Zum Inhalt

Overview

The validate_metadata contains two primary Python files responsible for metadata validation.

  1. flow.py
  2. tasks.py

flow.py

This file defines the main flow for validating metadata using the Prefect library, and uses prefect's get_run_logger to log various stages along with the module context and previous module information. The configuration list is also converted to an ISSN list before the validation.

validate_metadata()

  • Required Parameters:

  • name_of_config_file (str): Name of the configuration file. Default is "config-test_crossrefcrawler.json"

  • test_copy (bool): Flag to indicate if it is a test run. Default is False

  • Context for Use:

  • This function is the main entry point for the metadata validation flow. It initializes the necessary module specific context and invokes the validation for the current and previous modules (if no previous module exists, it logs the information that the current module is the first module), the ISSN list, date-time and whether it is a test run.

  • Example Usage:

  • python validate_metadata('config-test_crossrefcrawler.json', test_copy=False)

  • Example Output:

  • log INFO: Module name: wdm_module INFO: Set base path to: W:/wdm-test INFO: Module context: {...} INFO: Previous module: previous_wdm_module INFO: ISSN list: ['1234-5678', '8765-4321']


tasks.py

This file contains the task definitions used in the validation flow. It mainly iterates over the ISSNs, validates journal directories, and checks for missing metadata and logs inforation about missing metadata in the articles.

validate()

  • Required Parameters:

  • module_name (str): Name of the current module

  • previous_module (str or None): Name of the previous module, if any
  • issns (list): List of ISSNs to process
  • current_datetime (dict): Dictionary containing the current date and timestamp
  • test_copy (bool): Flag to indicate if it is a test run

  • Context for Use:

  • This function processes each ISSN (journal), validating journal directories and checking for missing metadata.

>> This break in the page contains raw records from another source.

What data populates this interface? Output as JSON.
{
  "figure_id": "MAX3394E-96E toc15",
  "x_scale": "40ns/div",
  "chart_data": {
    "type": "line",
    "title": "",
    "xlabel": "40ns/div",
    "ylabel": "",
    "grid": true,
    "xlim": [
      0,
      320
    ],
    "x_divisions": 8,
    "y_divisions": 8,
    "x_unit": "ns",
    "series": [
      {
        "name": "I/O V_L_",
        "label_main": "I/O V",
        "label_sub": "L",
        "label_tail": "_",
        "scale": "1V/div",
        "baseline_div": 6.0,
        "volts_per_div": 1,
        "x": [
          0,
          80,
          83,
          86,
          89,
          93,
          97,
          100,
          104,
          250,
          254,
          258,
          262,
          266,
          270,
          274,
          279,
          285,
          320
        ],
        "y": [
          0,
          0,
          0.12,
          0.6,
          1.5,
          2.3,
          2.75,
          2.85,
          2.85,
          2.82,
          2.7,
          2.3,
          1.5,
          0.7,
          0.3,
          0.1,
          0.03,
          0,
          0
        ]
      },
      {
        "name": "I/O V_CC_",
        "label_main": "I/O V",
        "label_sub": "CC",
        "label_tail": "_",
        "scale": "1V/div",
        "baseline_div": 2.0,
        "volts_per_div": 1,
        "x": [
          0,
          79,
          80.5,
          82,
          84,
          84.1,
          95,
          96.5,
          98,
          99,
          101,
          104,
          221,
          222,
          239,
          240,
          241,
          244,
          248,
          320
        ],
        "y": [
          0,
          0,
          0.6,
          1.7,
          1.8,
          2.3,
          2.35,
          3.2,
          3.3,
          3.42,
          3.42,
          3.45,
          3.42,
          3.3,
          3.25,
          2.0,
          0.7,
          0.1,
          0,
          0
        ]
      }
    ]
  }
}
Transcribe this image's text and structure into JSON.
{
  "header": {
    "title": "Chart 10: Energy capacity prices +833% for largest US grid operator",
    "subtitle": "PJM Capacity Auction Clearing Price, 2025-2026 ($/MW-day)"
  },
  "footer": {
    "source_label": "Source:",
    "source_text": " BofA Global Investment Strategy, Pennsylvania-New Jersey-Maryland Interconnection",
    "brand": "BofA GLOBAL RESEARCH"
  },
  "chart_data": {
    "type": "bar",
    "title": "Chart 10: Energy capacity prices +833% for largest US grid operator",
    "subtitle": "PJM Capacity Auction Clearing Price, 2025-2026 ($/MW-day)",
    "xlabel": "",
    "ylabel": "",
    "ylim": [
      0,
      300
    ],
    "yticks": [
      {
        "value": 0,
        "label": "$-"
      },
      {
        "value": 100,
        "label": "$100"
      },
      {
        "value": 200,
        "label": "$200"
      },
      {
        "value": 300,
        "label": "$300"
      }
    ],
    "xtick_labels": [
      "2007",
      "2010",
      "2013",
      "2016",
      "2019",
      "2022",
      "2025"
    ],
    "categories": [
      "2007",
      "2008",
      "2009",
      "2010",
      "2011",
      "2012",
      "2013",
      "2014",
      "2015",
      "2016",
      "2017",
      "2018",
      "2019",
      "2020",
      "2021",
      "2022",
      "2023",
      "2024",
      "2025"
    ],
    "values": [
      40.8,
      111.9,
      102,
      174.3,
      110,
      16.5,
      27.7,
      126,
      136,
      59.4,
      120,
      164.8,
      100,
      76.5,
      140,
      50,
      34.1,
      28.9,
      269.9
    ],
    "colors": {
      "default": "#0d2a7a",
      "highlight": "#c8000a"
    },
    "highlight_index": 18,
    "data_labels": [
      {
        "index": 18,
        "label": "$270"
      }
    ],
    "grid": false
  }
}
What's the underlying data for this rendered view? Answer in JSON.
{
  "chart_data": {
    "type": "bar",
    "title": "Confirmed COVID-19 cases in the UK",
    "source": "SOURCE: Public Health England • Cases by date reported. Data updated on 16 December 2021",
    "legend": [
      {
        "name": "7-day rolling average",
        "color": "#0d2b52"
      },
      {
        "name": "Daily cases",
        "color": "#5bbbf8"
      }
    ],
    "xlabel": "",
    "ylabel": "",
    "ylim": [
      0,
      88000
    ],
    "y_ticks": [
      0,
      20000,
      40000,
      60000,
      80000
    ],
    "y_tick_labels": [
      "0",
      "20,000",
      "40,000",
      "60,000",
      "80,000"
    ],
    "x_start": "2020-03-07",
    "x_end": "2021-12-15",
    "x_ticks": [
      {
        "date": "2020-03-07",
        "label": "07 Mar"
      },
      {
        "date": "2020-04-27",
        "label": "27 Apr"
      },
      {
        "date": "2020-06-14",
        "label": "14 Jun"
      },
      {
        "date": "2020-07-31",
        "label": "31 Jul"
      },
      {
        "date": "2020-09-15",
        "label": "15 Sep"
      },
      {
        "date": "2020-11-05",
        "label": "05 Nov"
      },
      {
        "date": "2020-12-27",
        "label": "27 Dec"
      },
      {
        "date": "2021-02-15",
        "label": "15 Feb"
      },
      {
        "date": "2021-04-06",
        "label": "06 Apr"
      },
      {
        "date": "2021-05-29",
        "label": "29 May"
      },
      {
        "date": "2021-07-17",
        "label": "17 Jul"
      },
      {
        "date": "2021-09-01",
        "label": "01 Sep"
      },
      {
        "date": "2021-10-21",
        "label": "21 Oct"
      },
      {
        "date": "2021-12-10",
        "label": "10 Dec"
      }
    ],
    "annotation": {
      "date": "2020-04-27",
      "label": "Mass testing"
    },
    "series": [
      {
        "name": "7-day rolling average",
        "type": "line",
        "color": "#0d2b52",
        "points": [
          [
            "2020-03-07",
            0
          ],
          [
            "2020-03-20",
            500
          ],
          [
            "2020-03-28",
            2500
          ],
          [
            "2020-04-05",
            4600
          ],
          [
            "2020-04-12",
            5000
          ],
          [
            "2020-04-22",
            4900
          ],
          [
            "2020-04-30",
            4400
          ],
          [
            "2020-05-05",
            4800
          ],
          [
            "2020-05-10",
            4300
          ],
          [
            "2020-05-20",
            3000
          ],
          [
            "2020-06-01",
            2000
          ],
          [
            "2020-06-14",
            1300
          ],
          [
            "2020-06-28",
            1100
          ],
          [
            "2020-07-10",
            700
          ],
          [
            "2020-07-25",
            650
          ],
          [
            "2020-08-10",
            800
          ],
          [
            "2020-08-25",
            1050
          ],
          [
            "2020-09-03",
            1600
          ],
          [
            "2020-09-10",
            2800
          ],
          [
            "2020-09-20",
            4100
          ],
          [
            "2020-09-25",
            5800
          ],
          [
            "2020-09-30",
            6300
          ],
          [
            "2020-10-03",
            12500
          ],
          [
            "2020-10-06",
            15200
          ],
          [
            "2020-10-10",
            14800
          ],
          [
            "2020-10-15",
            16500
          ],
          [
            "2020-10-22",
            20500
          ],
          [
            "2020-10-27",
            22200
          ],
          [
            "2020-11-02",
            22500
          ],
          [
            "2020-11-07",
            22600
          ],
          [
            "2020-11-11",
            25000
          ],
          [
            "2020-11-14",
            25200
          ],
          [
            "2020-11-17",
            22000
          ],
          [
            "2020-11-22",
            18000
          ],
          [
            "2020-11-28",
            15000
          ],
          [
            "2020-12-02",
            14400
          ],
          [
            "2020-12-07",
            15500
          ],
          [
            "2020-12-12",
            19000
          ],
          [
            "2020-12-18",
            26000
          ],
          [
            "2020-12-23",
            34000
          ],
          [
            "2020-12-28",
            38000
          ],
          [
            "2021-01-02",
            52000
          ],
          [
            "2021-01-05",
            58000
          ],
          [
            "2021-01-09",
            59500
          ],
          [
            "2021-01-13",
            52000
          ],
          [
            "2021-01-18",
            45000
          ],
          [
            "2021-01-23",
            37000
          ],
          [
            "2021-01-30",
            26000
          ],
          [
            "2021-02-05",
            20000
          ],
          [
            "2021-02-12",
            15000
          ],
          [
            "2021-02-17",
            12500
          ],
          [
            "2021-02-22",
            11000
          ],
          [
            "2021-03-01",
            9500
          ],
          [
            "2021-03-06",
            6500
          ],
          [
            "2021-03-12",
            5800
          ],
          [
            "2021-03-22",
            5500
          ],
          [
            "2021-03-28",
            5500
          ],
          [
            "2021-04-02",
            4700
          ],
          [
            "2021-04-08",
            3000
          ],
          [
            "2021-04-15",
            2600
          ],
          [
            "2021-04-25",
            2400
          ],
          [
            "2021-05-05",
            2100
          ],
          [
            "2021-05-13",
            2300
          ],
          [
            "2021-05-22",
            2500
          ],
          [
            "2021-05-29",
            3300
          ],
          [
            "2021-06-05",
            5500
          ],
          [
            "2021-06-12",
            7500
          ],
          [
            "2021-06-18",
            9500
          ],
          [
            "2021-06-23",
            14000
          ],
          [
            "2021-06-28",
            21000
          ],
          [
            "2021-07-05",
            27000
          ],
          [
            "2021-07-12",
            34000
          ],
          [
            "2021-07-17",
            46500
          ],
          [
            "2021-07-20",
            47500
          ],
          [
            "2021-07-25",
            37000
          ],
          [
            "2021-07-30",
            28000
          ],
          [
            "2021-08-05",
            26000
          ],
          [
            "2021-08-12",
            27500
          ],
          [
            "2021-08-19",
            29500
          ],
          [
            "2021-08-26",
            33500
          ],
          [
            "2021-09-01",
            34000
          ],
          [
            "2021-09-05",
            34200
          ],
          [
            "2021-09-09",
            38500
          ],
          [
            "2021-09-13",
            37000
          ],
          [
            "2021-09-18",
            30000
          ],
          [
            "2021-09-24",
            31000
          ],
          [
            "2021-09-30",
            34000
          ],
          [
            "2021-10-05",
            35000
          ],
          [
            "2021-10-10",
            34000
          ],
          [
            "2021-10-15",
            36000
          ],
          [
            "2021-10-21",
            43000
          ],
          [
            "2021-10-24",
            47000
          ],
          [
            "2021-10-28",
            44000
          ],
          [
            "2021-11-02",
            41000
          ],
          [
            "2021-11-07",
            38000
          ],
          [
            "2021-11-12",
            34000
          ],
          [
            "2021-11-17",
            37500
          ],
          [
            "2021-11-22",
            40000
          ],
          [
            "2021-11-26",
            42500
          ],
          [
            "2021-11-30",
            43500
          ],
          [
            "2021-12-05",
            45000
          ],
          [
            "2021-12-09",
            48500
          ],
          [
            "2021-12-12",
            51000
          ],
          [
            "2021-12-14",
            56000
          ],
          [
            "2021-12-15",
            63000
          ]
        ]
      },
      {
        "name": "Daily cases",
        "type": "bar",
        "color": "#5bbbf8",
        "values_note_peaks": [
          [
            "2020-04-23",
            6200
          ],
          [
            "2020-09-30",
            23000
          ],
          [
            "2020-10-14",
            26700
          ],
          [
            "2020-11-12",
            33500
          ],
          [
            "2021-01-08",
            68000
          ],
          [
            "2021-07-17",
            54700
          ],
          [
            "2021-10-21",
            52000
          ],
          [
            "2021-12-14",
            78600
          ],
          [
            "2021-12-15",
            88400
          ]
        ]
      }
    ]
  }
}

If missing metadata is found and test_copy is False, an exception is raised.

  • Example Usage:

  • python validate('wdm_module', 'previous_wdm_module', ['1234-5678', '8765-4321'], {'date-str': '2024-05-17', 'timestamp': 1716000000}, False)

  • Example Output:

  • log INFO: Previous module: previous_wdm_module INFO: Have to work on 2 journals INFO: Validating journal: 1234-5678 INFO: Validating journal: 8765-4321


mark_missing_metadata()

  • Required Parameters:

  • module_name (str): Name of the current module

  • latest_previous_module (pathlib.Path): Path to the latest previous module directory
  • missing_metadata (list): List of missing metadata fields

  • Context for Use:

  • This function logs and marks articles with missing metadata, creating a file to record these issues.

  • Example Usage:

  • python latest_previous_module = utils.get_previous_module_latest(previous_module, article_dir) mark_missing_metadata('wdm_module', latest_previous_module, ['module_title', 'module_author'])

  • Example Output:

If there is missing metadata, a file is created at the path //missing_metadata.txt with error message in the format: - log journal_issn journal_doi, module_title, module_author


The Lower-level functions in tasks.py are listed below

get_missing_metadata()

  • Required Parameters:

  • module_name (str): Name of the current module

  • latest_previous_module (pathlib.Path): Path to the latest previous module directory

  • Context for Use:

  • This function checks whether important metadata components like author, title, license, issued year, publisher and description are present and returns the missing metadata.

  • Example Usage:

  • python latest_previous_module = utils.get_previous_module_latest(previous_module, article_dir) get_missing_metadata('wdm_module', latest_previous_module)


should_mark_stop()

  • Required Parameters:

  • missing_metadata (list): List of missing metadata fields

  • Context for Use:

  • This function checks whether there is any missing metadata, and returns True if metadata is missing, otherwise it returns False.